Forward momentum is food growing and a heartbeat that runs through me. It brings me to ground, a pounding of now, of lungs and each other and potential. Seeing fruit and food, imagining taste, color, and cooking, and feeling my feet on the ground, I can only move forward in awe and wonder. Seeing red, seeing orange, seeing yellow, seeing green; I see the piles and piles of fruit amassing, and they return me to the earth of my practice, to the vibrancy of now. Running, I remember the rhythm of breathing like eating; that everything runs on a current, a line, a thread, a heart of aliveness, a precious beat that speaks to some continuity, something that sparks us to move.
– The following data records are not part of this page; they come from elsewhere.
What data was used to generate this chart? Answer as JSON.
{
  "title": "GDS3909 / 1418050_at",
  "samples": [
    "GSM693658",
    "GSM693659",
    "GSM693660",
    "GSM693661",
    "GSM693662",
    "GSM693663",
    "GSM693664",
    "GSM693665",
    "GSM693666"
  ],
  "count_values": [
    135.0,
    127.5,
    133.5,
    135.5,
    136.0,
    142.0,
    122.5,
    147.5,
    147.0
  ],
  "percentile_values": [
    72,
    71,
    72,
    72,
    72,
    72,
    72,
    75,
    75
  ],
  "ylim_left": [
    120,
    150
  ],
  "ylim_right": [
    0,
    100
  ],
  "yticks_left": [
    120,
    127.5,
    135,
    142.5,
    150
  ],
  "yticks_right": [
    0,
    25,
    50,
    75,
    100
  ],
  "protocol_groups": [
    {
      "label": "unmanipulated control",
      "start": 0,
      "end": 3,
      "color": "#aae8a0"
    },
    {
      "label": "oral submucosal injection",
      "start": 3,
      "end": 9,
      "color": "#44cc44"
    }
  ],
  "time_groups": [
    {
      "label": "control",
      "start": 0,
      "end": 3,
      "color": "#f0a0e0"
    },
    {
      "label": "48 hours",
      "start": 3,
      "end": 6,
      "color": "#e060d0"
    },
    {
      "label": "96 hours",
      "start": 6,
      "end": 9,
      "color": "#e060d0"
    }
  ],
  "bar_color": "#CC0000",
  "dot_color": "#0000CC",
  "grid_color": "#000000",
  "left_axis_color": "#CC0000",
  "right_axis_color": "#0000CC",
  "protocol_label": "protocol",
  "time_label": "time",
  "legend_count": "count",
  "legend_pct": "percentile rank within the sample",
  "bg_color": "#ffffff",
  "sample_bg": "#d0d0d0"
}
Meditate on the nature of food, of what’s nourishing and it will tell you the story of the heart of creating. How the nature of life is a conversation, and about what drives you forward and onward, as in digestion, as in miles run, as in heartbeat, what slows you down. Like soil, like hungry mouth opening, everything that we bring in brings us depletion, restoring, or no change: thoughts, draw in from ideas, meals, sounds, posture, each other, images. To pay attention is to honor the labor, each other, yourself, to notice the generous heart of an earth gives us not just one thing to eat, but so many.
Meanwhile, something touches you, moves through you: the invisible made tangible, the trees and mycelium in tandem, the atmosphere conspiring with cells, each other, to keep living. Your lungs, and birds’ wings, floating on air currents. The sunlight, streaming through the window, brings you up and out of a winter depression. “Your great mistake is to act the drama / as if you were alone”, David Whyte writes. Look up: sky, light. Look down: fruit in the ground, growing. Notice vibrancy, notice gravity, holding you into life, onto the ground. Cut a lemon, look forward, and run into the day.
Nourished By, Nourishing:
Basked in the power of art and awe at Yoko Ono’s Wish Tree this past weekend, then walked to Kitchen Arts and Letters. Breathing deeply, laughing more, and listening to this February playlist and reading How to Cook a Wolf by MFK Fisher.